5 октября 1949 г. т. Подрезов организовал бригаду браконьеров и в течение 2 дней незаконно ловил в реке семгу. На предупреждение рыбнадзора т. Коровина прекратить это безобразие ответил выстрелом из ружья в воздух, а затем пригрозил утопить т. Коровина в реке…
Все перечислил, ничего не забыл. Грубое обращение с людьми, мат по телефону, покупка продуктов в колхозах по заниженным ценам, незаконное увольнение людей с работы… И так далее и тому подобное.
Зал клокотал, бурлил, как вода в разъяренном пороге.
Никто, никто не ждал такой прыти от Афиногена Каракина. Заведующий отделом райкома, выдвиженец Подрезова, и не просто выдвиженец – любимчик, можно сказать, и вдруг такой крутеж на глазах у всех…
А сам Подрезов глаз не поднимал. Зажал себя. Как сплавщик, который плыл на бревне по осатаневшей реке в половодье, и все силы, все уменье и сноровка его были направлены на одно – устоять на этом бревне.
– Кто следующий? – Филичев по-военному резко обратился к залу.
Зал молчал.
Чего, чего они ждут? Какого дьявола сидит набравши в рот воды Зарудный? Бей! Лупи в хвост и в гриву! Пришел твой час.
Но еще больше удивлял его председательствующий.
Ведь ясно же: синим огнем горит человек. По существу, на поводу у секретаря райкома пошел…
Правильно: не знал мнения обкома (как выяснилось потом, Филичев прилетел на Пинегу не из Архангельска, а из Лешуконья, где был в командировке), да вот же перед тобой газета – черным по белому сказано: Подрезову крышка. Выправляй линию! Кто осудит тебя? Да и выправлять-то проще простого: только поддакивай, только раздувай помаленьку сам собой вспыхнувший в зале огонь.
Филичев закаменел – не по нему, видно, такая работа. А когда Северьян Мерзлый снова полез на трибуну, просто срезал того:
– Я думаю, кроме болтовни, мы все равно от вас ничего не услышим.
– Верно! Правильно! – раздалось сразу несколько голосов, и среди них – или это показалось ему? – звонкий, решительный голос Зарудного.
3
Последним выступал Фокин.
Ну, Милька, покажи себя. Прыгай прямо с трибуны в мое кресло!

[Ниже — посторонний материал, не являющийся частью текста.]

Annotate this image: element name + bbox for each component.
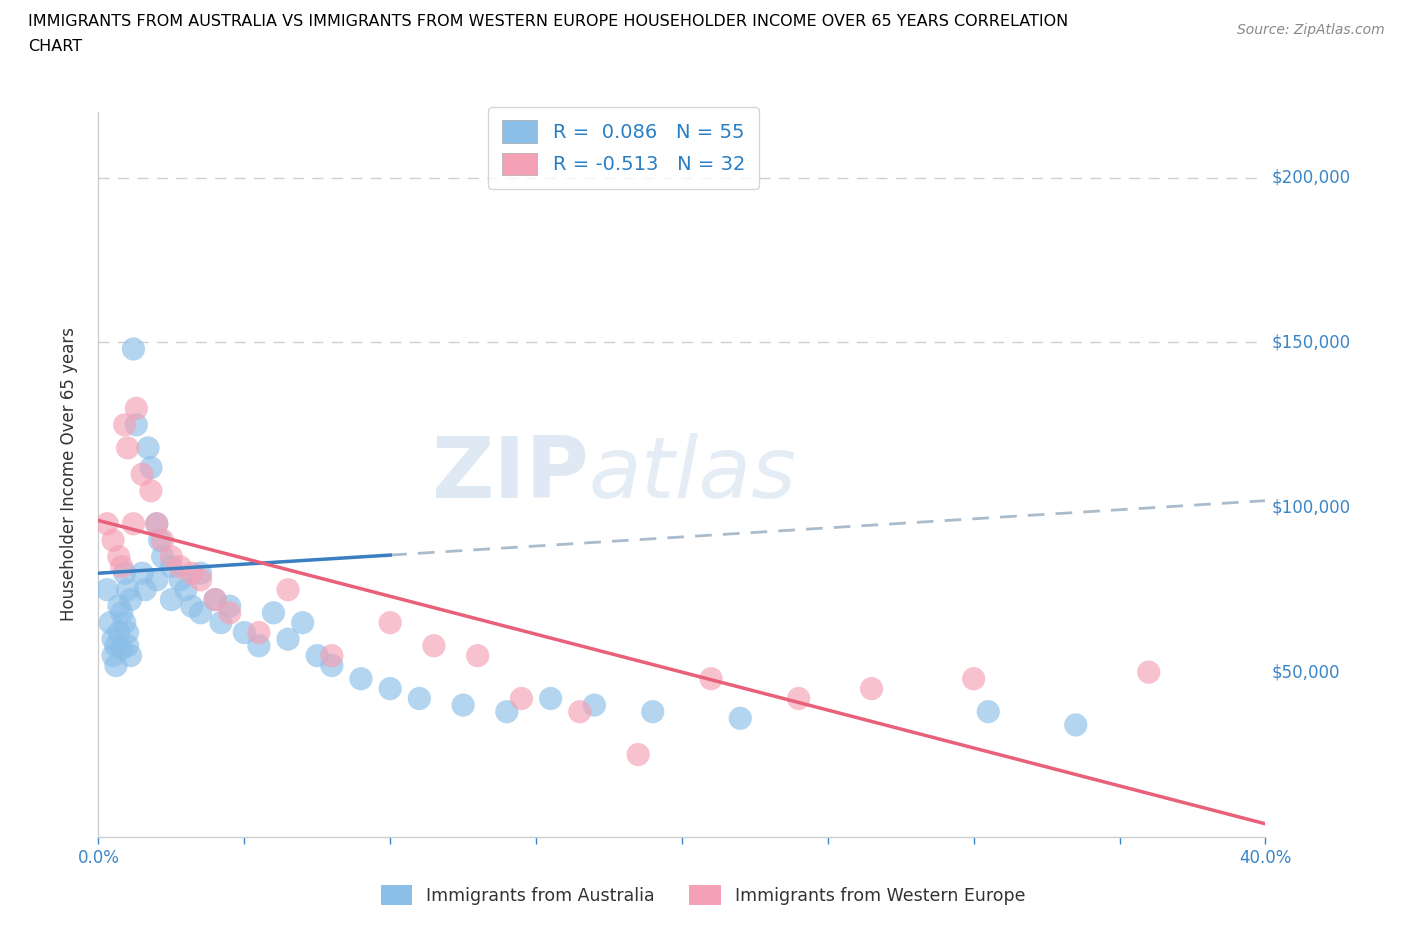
Point (108, 550, 131, 565)
Point (136, 441, 159, 456)
Point (641, 704, 664, 719)
Point (209, 616, 232, 631)
Point (247, 638, 270, 653)
Point (146, 516, 169, 531)
Point (98, 616, 121, 631)
Point (204, 592, 226, 607)
Point (540, 691, 562, 706)
Point (977, 704, 1000, 719)
Point (233, 625, 256, 640)
Point (120, 592, 142, 607)
Point (111, 559, 134, 574)
Point (146, 572, 169, 587)
Point (114, 565, 136, 580)
Legend: Immigrants from Australia, Immigrants from Western Europe: Immigrants from Australia, Immigrants fr… (374, 878, 1032, 912)
Point (380, 681, 402, 696)
Point (568, 704, 591, 719)
Text: ZIP: ZIP (430, 432, 589, 516)
Y-axis label: Householder Income Over 65 years: Householder Income Over 65 years (59, 327, 77, 621)
Point (117, 638, 139, 653)
Point (114, 418, 136, 432)
Point (131, 565, 153, 580)
Point (467, 648, 489, 663)
Point (190, 572, 212, 587)
Point (451, 698, 474, 712)
Point (627, 747, 650, 762)
Point (117, 625, 139, 640)
Point (180, 599, 202, 614)
Text: atlas: atlas (589, 432, 797, 516)
Point (101, 631, 124, 646)
Point (146, 516, 169, 531)
Point (108, 625, 131, 640)
Point (730, 711, 752, 725)
Point (104, 658, 127, 673)
Point (174, 582, 197, 597)
Point (321, 648, 343, 663)
Point (96, 516, 118, 531)
Point (125, 418, 148, 432)
Point (117, 582, 139, 597)
Point (114, 616, 136, 631)
Point (101, 533, 124, 548)
Point (169, 559, 191, 574)
Point (321, 658, 343, 673)
Point (169, 572, 191, 587)
Point (277, 631, 299, 646)
Text: $150,000: $150,000 (1271, 334, 1350, 352)
Point (160, 592, 183, 607)
Point (380, 616, 402, 631)
Point (104, 638, 127, 653)
Point (263, 605, 285, 620)
Point (160, 550, 183, 565)
Point (423, 638, 446, 653)
Point (134, 582, 156, 597)
Point (152, 550, 174, 565)
Text: Source: ZipAtlas.com: Source: ZipAtlas.com (1237, 23, 1385, 37)
Point (152, 533, 174, 548)
Point (180, 565, 202, 580)
Point (122, 341, 145, 356)
Point (218, 599, 240, 614)
Point (510, 691, 533, 706)
Text: IMMIGRANTS FROM AUSTRALIA VS IMMIGRANTS FROM WESTERN EUROPE HOUSEHOLDER INCOME O: IMMIGRANTS FROM AUSTRALIA VS IMMIGRANTS … (28, 14, 1069, 29)
Point (111, 642, 134, 657)
Point (247, 625, 270, 640)
Point (496, 704, 519, 719)
Point (117, 441, 139, 456)
Point (190, 565, 212, 580)
Text: $200,000: $200,000 (1271, 168, 1350, 187)
Point (101, 648, 124, 663)
Point (277, 582, 299, 597)
Point (700, 671, 723, 686)
Point (962, 671, 984, 686)
Point (1064, 717, 1087, 732)
Text: CHART: CHART (28, 39, 82, 54)
Point (204, 592, 226, 607)
Point (307, 648, 329, 663)
Point (111, 605, 134, 620)
Point (787, 691, 810, 706)
Point (131, 467, 153, 482)
Point (860, 681, 883, 696)
Point (122, 516, 145, 531)
Point (120, 648, 142, 663)
Point (139, 484, 162, 498)
Point (408, 691, 430, 706)
Point (125, 401, 148, 416)
Point (149, 533, 172, 548)
Legend: R =  0.086   N = 55, R = -0.513   N = 32: R = 0.086 N = 55, R = -0.513 N = 32 (488, 107, 759, 189)
Point (139, 460, 162, 475)
Point (1137, 665, 1160, 680)
Point (96, 582, 118, 597)
Text: $100,000: $100,000 (1271, 498, 1350, 516)
Text: $50,000: $50,000 (1271, 663, 1340, 681)
Point (291, 616, 314, 631)
Point (218, 605, 240, 620)
Point (583, 698, 606, 712)
Point (108, 599, 131, 614)
Point (350, 671, 373, 686)
Point (160, 559, 183, 574)
Point (190, 605, 212, 620)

Лихо, с разудалой беззаботностью глянул Подрезов на поднявшегося из-за стола румянощекого молодого своего помощника, а на самом-то деле озноб пробрал его. Что скажет Фокин?
В течение всего совещания Фокин ни разу не подал своего голоса. Все кипели, кричали, выходили из себя, Филичев сколько раз менялся в лице, его, Подрезова, бросало то в жар, то в холод, но Фокин – ни-ни. Сидел неподвижно, с поджатыми губами, не улыбался, не хмурился, только время от времени перекатывал под скулами тугие, как пули, желваки да делал какие-то пометки карандашом в блокноте.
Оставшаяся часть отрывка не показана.